Date of Award:

1956

Document Type:

Thesis

Degree Name:

Master of Science (MS)

Department:

Plants, Soils, and Climate

Advisor/Chair:

William H. Bennett

Abstract

The United States produces about 1.8 million tons of sugar annually. Approximately 75 per cent of this production is derived from sugar beets. The importance of the sugar beet crop in national and world economy is justification for research effort as a means to more economical production.

It is desirable that sugar beet processing be carried out in the most efficient manner. More effective utilization of the sugar beet and its by-products will add stability to the sugar beet industry.

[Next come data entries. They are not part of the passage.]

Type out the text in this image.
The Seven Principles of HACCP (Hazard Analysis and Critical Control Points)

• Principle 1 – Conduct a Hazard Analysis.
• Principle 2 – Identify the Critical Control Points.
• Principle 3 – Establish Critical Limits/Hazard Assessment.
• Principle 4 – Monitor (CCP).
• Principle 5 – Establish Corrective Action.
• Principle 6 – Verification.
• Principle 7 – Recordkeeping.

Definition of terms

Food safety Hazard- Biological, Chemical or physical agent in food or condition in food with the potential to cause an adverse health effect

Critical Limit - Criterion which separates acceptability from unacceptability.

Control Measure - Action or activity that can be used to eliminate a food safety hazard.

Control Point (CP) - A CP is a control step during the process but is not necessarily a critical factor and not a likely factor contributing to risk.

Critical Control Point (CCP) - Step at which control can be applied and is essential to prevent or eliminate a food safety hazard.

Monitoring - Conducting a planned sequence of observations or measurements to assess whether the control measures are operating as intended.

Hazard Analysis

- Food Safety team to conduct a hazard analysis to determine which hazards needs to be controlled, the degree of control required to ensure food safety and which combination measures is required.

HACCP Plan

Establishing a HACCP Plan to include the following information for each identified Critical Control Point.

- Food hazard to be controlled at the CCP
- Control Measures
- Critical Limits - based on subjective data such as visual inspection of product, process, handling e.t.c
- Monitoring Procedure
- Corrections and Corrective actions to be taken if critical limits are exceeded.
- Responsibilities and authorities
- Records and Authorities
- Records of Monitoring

For the past 170 years, since Achard found that sugar could be used for human consumption and that pulp might be fed to cattle, sugar processors have made limited use of the non-sugar constituents of the sugar beet. These materials have been disposed of almost exclusively as livestock ration supplements.

The non-sugar constituents have been largely responsible for failure to extract all of the sugar from the beet (13). As a result they have been viewed with suspicion by most sugar beet processors. However, recent development suggest that the utilization of sugar beet by-products will constitute a more important phase of the sugar beet industry in the future.

At this critical period in the sugar beet industry, it is difficult to overemphasize the need for a better understanding of the chemical constituents of the sugar beet and the effects of various physiological factors upon them. One of the non-sugar constituents of the sugar beet which has recently received attention is glutamic acid. This has been brought about primarily by the discovery that the salt, monosodium glutamate, has an enhancing effect upon the flavor and palatability of many foods. Using the sugar beet as almost the exclusive source of glutamic acid, a new industry (utilizing over 100 tons of beet molasses daily) has developed to manufacture and market this food seasoner (28).

Preliminary investigations at the Utah Experiment Station (14) showed that of all the chemical constituents determined, glutamic acid was the most variable. This agreed with earlier work in this field (16, 42). Being highly variable this constituent is a chief contributor to difficulties in sugar processing.

The purpose of this study was to determine the effect of some of the major agronomic factors, such as moisture, fertility, variety, and sampling date, upon the glutamic acid content of the sugar beet.